Sottotitolo: ci sono gruppi che quando suonano ti vien voglia di abbracciarli forte.
Il mio percorso da ascoltatore di musica è stato quantomeno tortuoso: c’è chi ancora oggi dice di me che sono un metallaro di merda, il che è non è del tutto sbagliato dato che i primi anni della mia indipendenza musicale sono stati dominati da roba appunto metal e culminati nel gruppo sostanzialmente più auto-masturbante al mondo e cioè i Dream Theater. Diventa una droga perché pensi solo a “Minchia ma come cazzo fa a fare quella roba col doppio pedale?” e quello che succede è che arrivi a perdere la roba fondamentale della musica, cioè il contatto fisico che questa può darti, che sia un appoggio, un abbraccio, uno schiaffo, una testata. Io i Dream Theater li veneravo, non li volevo abbracciare. Poi un amico mi fa ascoltare il post-hardcore degli ISIS e lì ho imparato, con grande fatica, a capire il senso del cantare urlato. Mi chiedevo: “Che senso ha? Boh, non urlassero sarebbe pure bello sto pezzo”. Insomma, troppo segoni sulla tecnica mi avevano reso cieco e l’empatia verso chi suonava era annebbiata tanto che ‘sti urloni mi sembravano un modo di allontanare l’ascoltatore, invece che suonare come una comunicazione diretta e senza filtri di un certo stato d’animo. Ad una certa però qualcosa è scattato e diciamo che da quel momento in poi il mio modo di ascoltare la musica è cambiato.
A leggere su wikipedia, i Gazebo Penguins sono un gruppo emocore e cioè che fa musica tosta e che spesso canta urlando in coro, tipo quando sei allo stadio (però intonato). Io li ho scoperti quando è uscito LEGNA e li ho subito sentiti vicini. Cioè, il disco musicalmente spaccava eh, aveva suoni da paura, ma ciò che ha da subito colto la mia attenzione è stata la loro attitudine, il loro modo di fare musica: mi hanno dato l’impressione di essere delle persone che suonano alla stessa altezza di chi li ascolta. Per loro stessa ammissione LEGNA è un insieme di pezzi (n.d.r. della madonna), più che un vero disco, cosa che invece RAUDO è, detto un po’ alla sarda. RAUDO è un percorso intimo e sincero, non è un disco difficile, non è un disco triste ma neppure felice.

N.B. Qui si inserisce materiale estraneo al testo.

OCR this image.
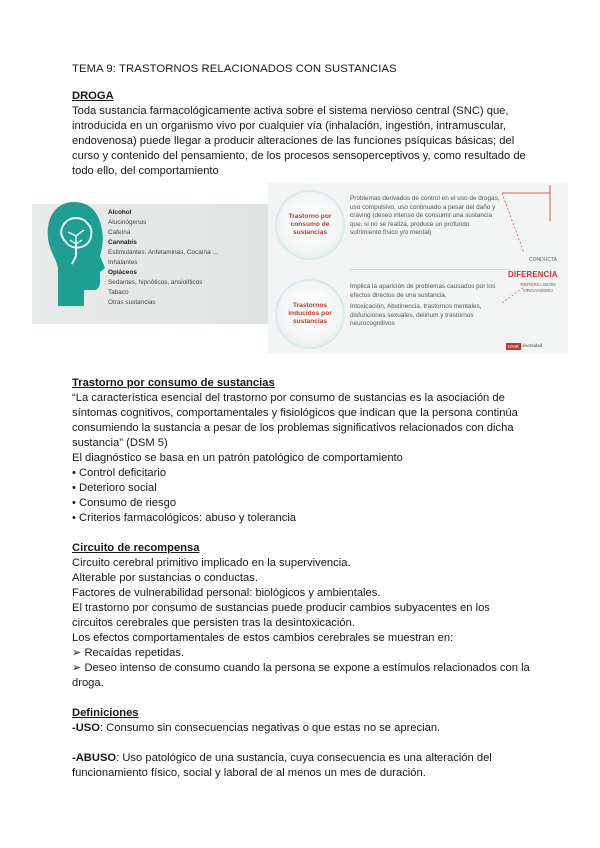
TEMA 9: TRASTORNOS RELACIONADOS CON SUSTANCIAS

DROGA

Toda sustancia farmacológicamente activa sobre el sistema nervioso central (SNC) que, introducida en un organismo vivo por cualquier vía (inhalación, ingestión, intramuscular, endovenosa) puede llegar a producir alteraciones de las funciones psíquicas básicas; del curso y contenido del pensamiento, de los procesos sensoperceptivos y, como resultado de todo ello, del comportamiento

Alcohol
Alucinógenos
Cafeína
Cannabis
Estimulantes: Anfetaminas, Cocaína ...
Inhalantes
Opiáceos
Sedantes, hipnóticos, ansiolíticos
Tabaco
Otras sustancias
Trastorno por consumo de sustancias
Problemas derivados de control en el uso de drogas, uso compulsivo, uso continuado a pesar del daño y craving (deseo intenso de consumir una sustancia que, si no se realiza, produce un profundo sufrimiento físico y/o mental)
Trastornos inducidos por sustancias
Implica la aparición de problemas causados por los efectos directos de una sustancia.
Intoxicación, Abstinencia, trastornos mentales, disfunciones sexuales, delirium y trastornos neurocognitivos
CONDUCTA
DIFERENCIA
REPERCUSIÓN ORGANISMO
UNIR
Universidad

Trastorno por consumo de sustancias

“La característica esencial del trastorno por consumo de sustancias es la asociación de síntomas cognitivos, comportamentales y fisiológicos que indican que la persona continúa consumiendo la sustancia a pesar de los problemas significativos relacionados con dicha sustancia” (DSM 5)

El diagnóstico se basa en un patrón patológico de comportamiento

• Control deficitario

• Deterioro social

• Consumo de riesgo

• Criterios farmacológicos: abuso y tolerancia

Circuito de recompensa

Circuito cerebral primitivo implicado en la supervivencia.

Alterable por sustancias o conductas.

Factores de vulnerabilidad personal: biológicos y ambientales.

El trastorno por consumo de sustancias puede producir cambios subyacentes en los circuitos cerebrales que persisten tras la desintoxicación.

Los efectos comportamentales de estos cambios cerebrales se muestran en:

➢ Recaídas repetidas.

➢ Deseo intenso de consumo cuando la persona se expone a estímulos relacionados con la droga.

Definiciones

-USO: Consumo sin consecuencias negativas o que estas no se aprecian.

-ABUSO: Uso patológico de una sustancia, cuya consecuencia es una alteración del funcionamiento físico, social y laboral de al menos un mes de duración.
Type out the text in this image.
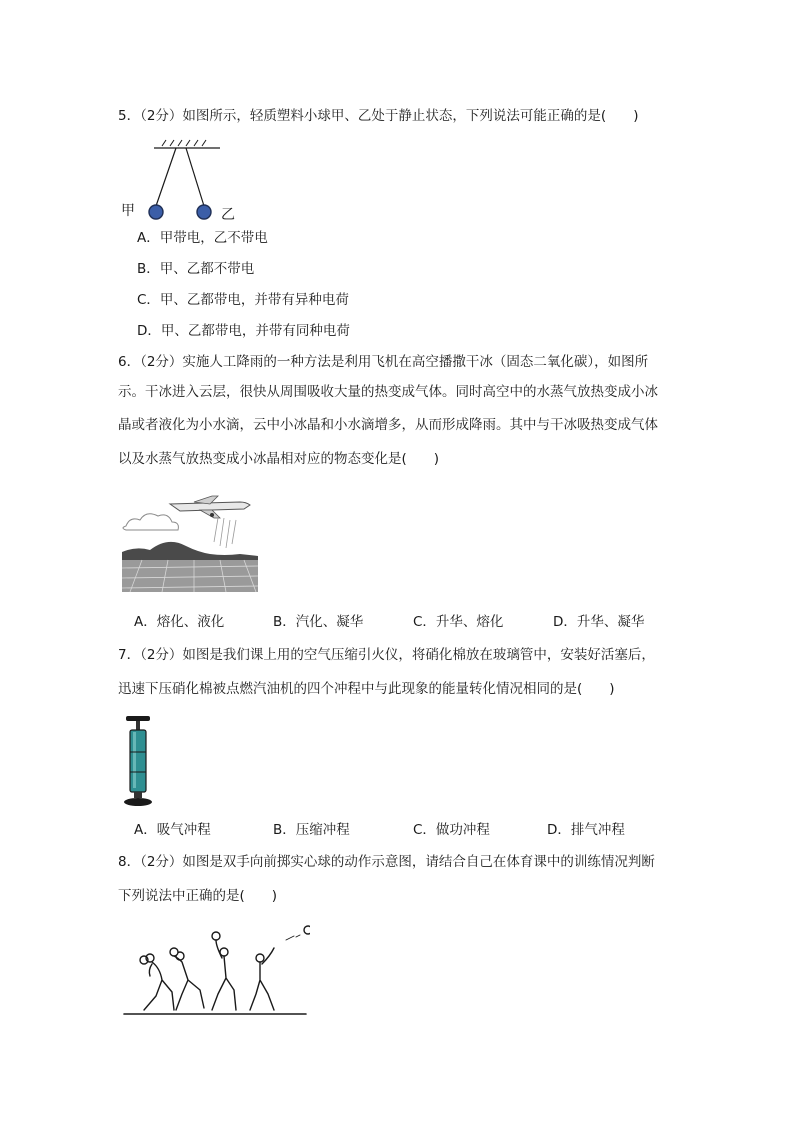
5．（2分）如图所示，轻质塑料小球甲、乙处于静止状态，下列说法可能正确的是(　　)
甲	乙
A．甲带电，乙不带电
B．甲、乙都不带电
C．甲、乙都带电，并带有异种电荷
D．甲、乙都带电，并带有同种电荷
6．（2分）实施人工降雨的一种方法是利用飞机在高空播撒干冰（固态二氧化碳），如图所
示。干冰进入云层，很快从周围吸收大量的热变成气体。同时高空中的水蒸气放热变成小冰
晶或者液化为小水滴，云中小冰晶和小水滴增多，从而形成降雨。其中与干冰吸热变成气体
以及水蒸气放热变成小冰晶相对应的物态变化是(　　)
A．熔化、液化	B．汽化、凝华	C．升华、熔化	D．升华、凝华
7．（2分）如图是我们课上用的空气压缩引火仪，将硝化棉放在玻璃管中，安装好活塞后，
迅速下压硝化棉被点燃汽油机的四个冲程中与此现象的能量转化情况相同的是(　　)
A．吸气冲程	B．压缩冲程	C．做功冲程	D．排气冲程
8．（2分）如图是双手向前掷实心球的动作示意图，请结合自己在体育课中的训练情况判断
下列说法中正确的是(　　)
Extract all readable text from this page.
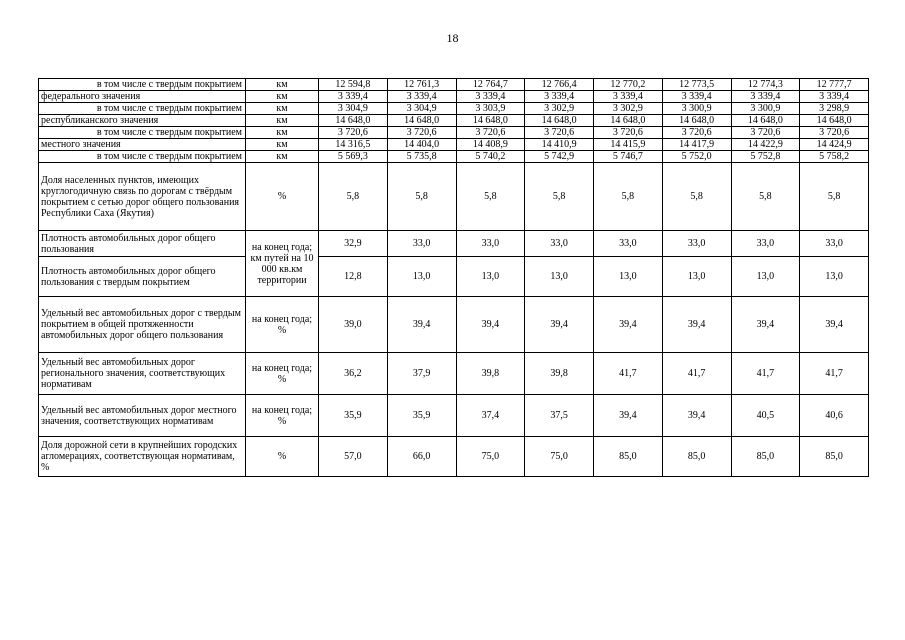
18
в том числе с твердым покрытием	км	12 594,8	12 761,3	12 764,7	12 766,4	12 770,2	12 773,5	12 774,3	12 777,7
федерального значения	км	3 339,4	3 339,4	3 339,4	3 339,4	3 339,4	3 339,4	3 339,4	3 339,4
в том числе с твердым покрытием	км	3 304,9	3 304,9	3 303,9	3 302,9	3 302,9	3 300,9	3 300,9	3 298,9
республиканского значения	км	14 648,0	14 648,0	14 648,0	14 648,0	14 648,0	14 648,0	14 648,0	14 648,0
в том числе с твердым покрытием	км	3 720,6	3 720,6	3 720,6	3 720,6	3 720,6	3 720,6	3 720,6	3 720,6
местного значения	км	14 316,5	14 404,0	14 408,9	14 410,9	14 415,9	14 417,9	14 422,9	14 424,9
в том числе с твердым покрытием	км	5 569,3	5 735,8	5 740,2	5 742,9	5 746,7	5 752,0	5 752,8	5 758,2
Доля населенных пунктов, имеющих круглогодичную связь по дорогам с твёрдым покрытием с сетью дорог общего пользования Республики Саха (Якутия)	%	5,8	5,8	5,8	5,8	5,8	5,8	5,8	5,8
Плотность автомобильных дорог общего пользования	на конец года; км путей на 10 000 кв.км территории	32,9	33,0	33,0	33,0	33,0	33,0	33,0	33,0
Плотность автомобильных дорог общего пользования с твердым покрытием		12,8	13,0	13,0	13,0	13,0	13,0	13,0	13,0
Удельный вес автомобильных дорог с твердым покрытием в общей протяженности автомобильных дорог общего пользования	на конец года; %	39,0	39,4	39,4	39,4	39,4	39,4	39,4	39,4
Удельный вес автомобильных дорог регионального значения, соответствующих нормативам	на конец года; %	36,2	37,9	39,8	39,8	41,7	41,7	41,7	41,7
Удельный вес автомобильных дорог местного значения, соответствующих нормативам	на конец года; %	35,9	35,9	37,4	37,5	39,4	39,4	40,5	40,6
Доля дорожной сети в крупнейших городских агломерациях, соответствующая нормативам, %	%	57,0	66,0	75,0	75,0	85,0	85,0	85,0	85,0
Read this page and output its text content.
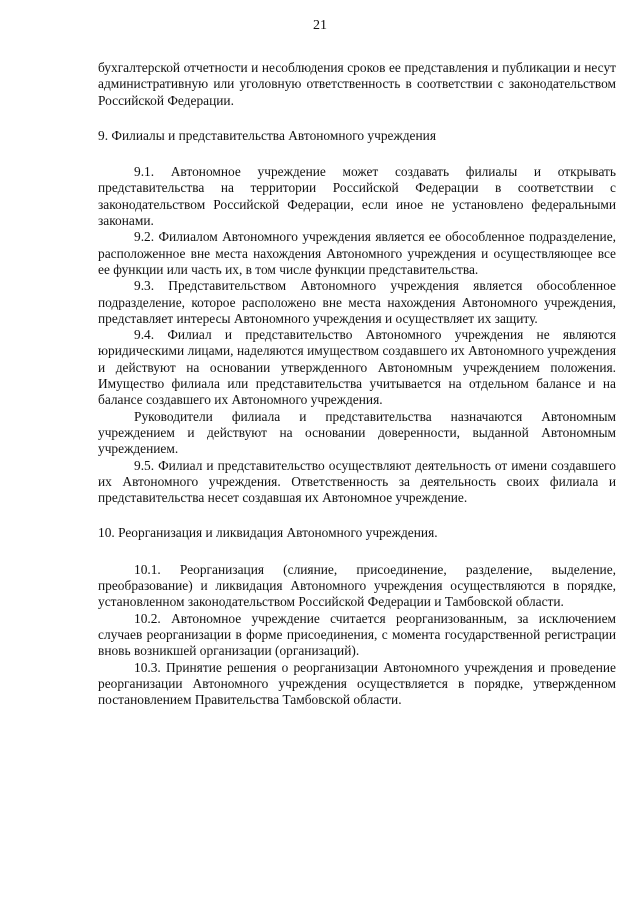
21

бухгалтерской отчетности и несоблюдения сроков ее представления и публикации и несут административную или уголовную ответственность в соответствии с законодательством Российской Федерации.

9. Филиалы и представительства Автономного учреждения

9.1. Автономное учреждение может создавать филиалы и открывать представительства на территории Российской Федерации в соответствии с законодательством Российской Федерации, если иное не установлено федеральными законами.

9.2. Филиалом Автономного учреждения является ее обособленное подразделение, расположенное вне места нахождения Автономного учреждения и осуществляющее все ее функции или часть их, в том числе функции представительства.

9.3. Представительством Автономного учреждения является обособленное подразделение, которое расположено вне места нахождения Автономного учреждения, представляет интересы Автономного учреждения и осуществляет их защиту.

9.4. Филиал и представительство Автономного учреждения не являются юридическими лицами, наделяются имуществом создавшего их Автономного учреждения и действуют на основании утвержденного Автономным учреждением положения. Имущество филиала или представительства учитывается на отдельном балансе и на балансе создавшего их Автономного учреждения.

Руководители филиала и представительства назначаются Автономным учреждением и действуют на основании доверенности, выданной Автономным учреждением.

9.5. Филиал и представительство осуществляют деятельность от имени создавшего их Автономного учреждения. Ответственность за деятельность своих филиала и представительства несет создавшая их Автономное учреждение.

10. Реорганизация и ликвидация Автономного учреждения.

10.1. Реорганизация (слияние, присоединение, разделение, выделение, преобразование) и ликвидация Автономного учреждения осуществляются в порядке, установленном законодательством Российской Федерации и Тамбовской области.

10.2. Автономное учреждение считается реорганизованным, за исключением случаев реорганизации в форме присоединения, с момента государственной регистрации вновь возникшей организации (организаций).

10.3. Принятие решения о реорганизации Автономного учреждения и проведение реорганизации Автономного учреждения осуществляется в порядке, утвержденном постановлением Правительства Тамбовской области.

E se pensavo che certe note potessero stimolare solo chi ci naviga in questo tipo di musica, sono stato subito smentito, notando come un sacco di gente sull’internet, anche quella che di solito ascolta altro, sia rimasta rapita da “Finito il caffè” (il primo singolo uscito da RAUDO), tanto che addirittura un super pop-freak come dietnam rimane sconvolto dal fatto che pure “Casa dei miei” (il secondo singlolo uscito da RAUDO) “non mi fa schifo, aiuto cosa mi sta succedendo”. Da cosa sia stato dettato tutto questo hype? Forse dal fatto che RAUDO è sostanzialmente un disco rock con le palle, distorto, ma di facile lettura, un disco rock come non se ne sentivano da un po’ di tempo in italia. Un disco di quelli che canti in coro saltando come un deficiente, un disco vero in cui poterti ritrovare, pur non essendoci la benché minima volontà di imporre o insegnare nulla da parte degli autori. Insomma, i Gazebo Penguins raccontano cose che succedono un po’ a tutti e lo fanno guardandoti negli occhi.
Per il sottoscritto RAUDO sarà uno di quei dischi verità che non ho mai avuto da piccino perché ero impegnato a farmi i pipponi su Mike Portnoy.
RAUDO è in free download da oggi ed esce sotto, indovina un po’, quei gran fighi di To Lose La Track. RAUDO si scrive tutto in maiuscolo perché è una bomba, parola di metallaro.